Autour du fait lui-même, vous avez fait naître un personnage absolument inoubliable, dont vous faites une des victimes du naufrage, une poétesse et prostituée nommée Kinne Gaajo. Comment est-elle apparue à votre imagination ? Pourquoi une naufragée écrivaine ?

J’ai eu au même moment envie de raconter deux histoires, une tragédie collective et la destinée singulière de Kinne Gaajo. Les deux récits ont cheminé en parallèle un certain temps et sont même parfois entrés en compétition avant de se fondre finalement dans un seul et même roman.

Doit-on reconnaître une figure de la littérature sénégalaise dans ce personnage… ? On songe au roman prix Goncourt de Mbougar Sarr, traversé par une écrivaine d’une grande liberté. Dans quelle mesure les femmes de lettres de votre pays sont-elles des sources d’inspiration ?

Je comprends la tentation de chercher pour ainsi dire un personnage de fiction parmi les personnes réelles, nos écrivaines en l’occurrence, c’est un jeu de pistes vieux comme la littérature, mais je n’ai pas écrit un roman à clés. Je n’aime d’ailleurs pas ce procédé, j’ai plus tendance à brouiller les repères qu’à faire des clins d’œil aux initiés, à mon avis, ça ne va pas bien loin. J’ai travaillé pendant quatre ans sur la version originale en wolof de ce livre avant sa parution en 2017 et je peux dire de Kinne Gaajo que c’est un personnage composite. Il m’a été inspiré par plusieurs artistes et intellectuelles que j’ai connues, avec qui j’ai eu des relations humaines privilégiées. Toutes sont mortes très jeunes à force de brûler la vie par les deux bouts et, bien souvent, en passant devant certains endroits de Dakar, je sens leur présence silencieuse. Elles m’habitent encore, d’une certaine façon.

Kinne Gaajo écrit en wolof. Vous aussi. Vous racontez sa « naissance » au wolof en prison. Comment cela s’est-il passé pour vous ?
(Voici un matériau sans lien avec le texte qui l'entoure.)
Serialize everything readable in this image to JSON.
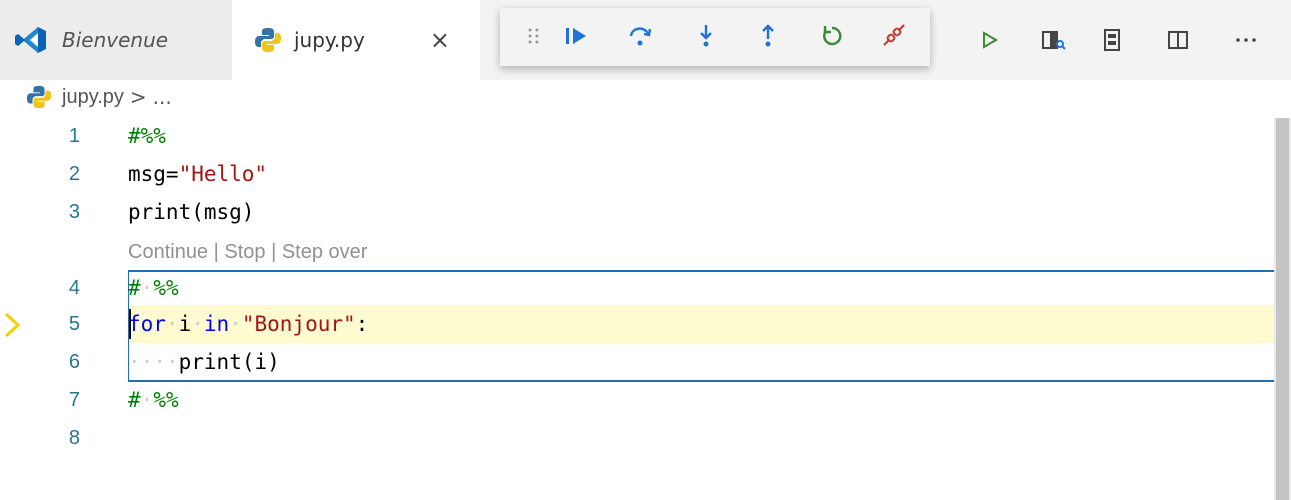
{
  "tabs": [
    {
      "label": "Bienvenue",
      "icon": "vscode-logo-icon"
    },
    {
      "label": "jupy.py",
      "icon": "python-file-icon",
      "close": "×"
    }
  ],
  "debug_toolbar": {
    "buttons": [
      "drag-handle",
      "continue",
      "step-over",
      "step-into",
      "step-out",
      "restart",
      "disconnect"
    ],
    "colors": {
      "blue": "#1f72d8",
      "green": "#388a34",
      "red": "#c5352a"
    }
  },
  "editor_actions": [
    "run",
    "open-preview-to-side",
    "show-notebook",
    "split-editor",
    "more"
  ],
  "breadcrumb": {
    "file": "jupy.py",
    "separator": ">",
    "rest": "..."
  },
  "codelens": "Continue | Stop | Step over",
  "lines": [
    {
      "num": "1",
      "text": "#%%"
    },
    {
      "num": "2",
      "text": "msg=\"Hello\""
    },
    {
      "num": "3",
      "text": "print(msg)"
    },
    {
      "num": "4",
      "text": "# %%"
    },
    {
      "num": "5",
      "text": "for i in \"Bonjour\":"
    },
    {
      "num": "6",
      "text": "    print(i)"
    },
    {
      "num": "7",
      "text": "# %%"
    },
    {
      "num": "8",
      "text": ""
    }
  ],
  "tokens": {
    "l1_comment": "#%%",
    "l2_a": "msg=",
    "l2_str": "\"Hello\"",
    "l3": "print(msg)",
    "hash": "#",
    "pct": "%%",
    "kw_for": "for",
    "var_i": "i",
    "kw_in": "in",
    "str_bonjour": "\"Bonjour\"",
    "colon": ":",
    "print_i": "print(i)",
    "dot": "·"
  }
}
J’ai mis du temps à envisager d’écrire en wolof. Je doutais de mes capacités et j’étais victime des idées reçues sur le sujet, l’absence de lectorat, la profusion des langues dans chaque pays africain et tant d’autres fausses évidences. J’ai cependant toujours ressenti un certain malaise avec une langue qui m’est au fond si étrangère. Cela m’a rendu de plus en plus sensible aux thèses du Sénégalais Cheikh Anta Diop et du Kenyan Ngugi wa Thiong’o, qui ont essayé de démontrer de livre en livre qu’aucune littérature digne de ce nom ne peut être dans une langue d’emprunt et que le problème est encore plus sérieux quand il s’agit de celle de l’ancien colonisateur. Le passage à l’acte, lui, est venu du Rwanda et, dès mon premier roman en wolof, je me suis rendu compte que c’est par là que j’aurais dû commencer.

Peut-être bien l’essentiel. Le silence entre les mots n’est sans doute jamais le même d’une langue à l’autre et il y a aussi la musique des mots, toutes ces vibrations que j’entends avec une singulière netteté en wolof.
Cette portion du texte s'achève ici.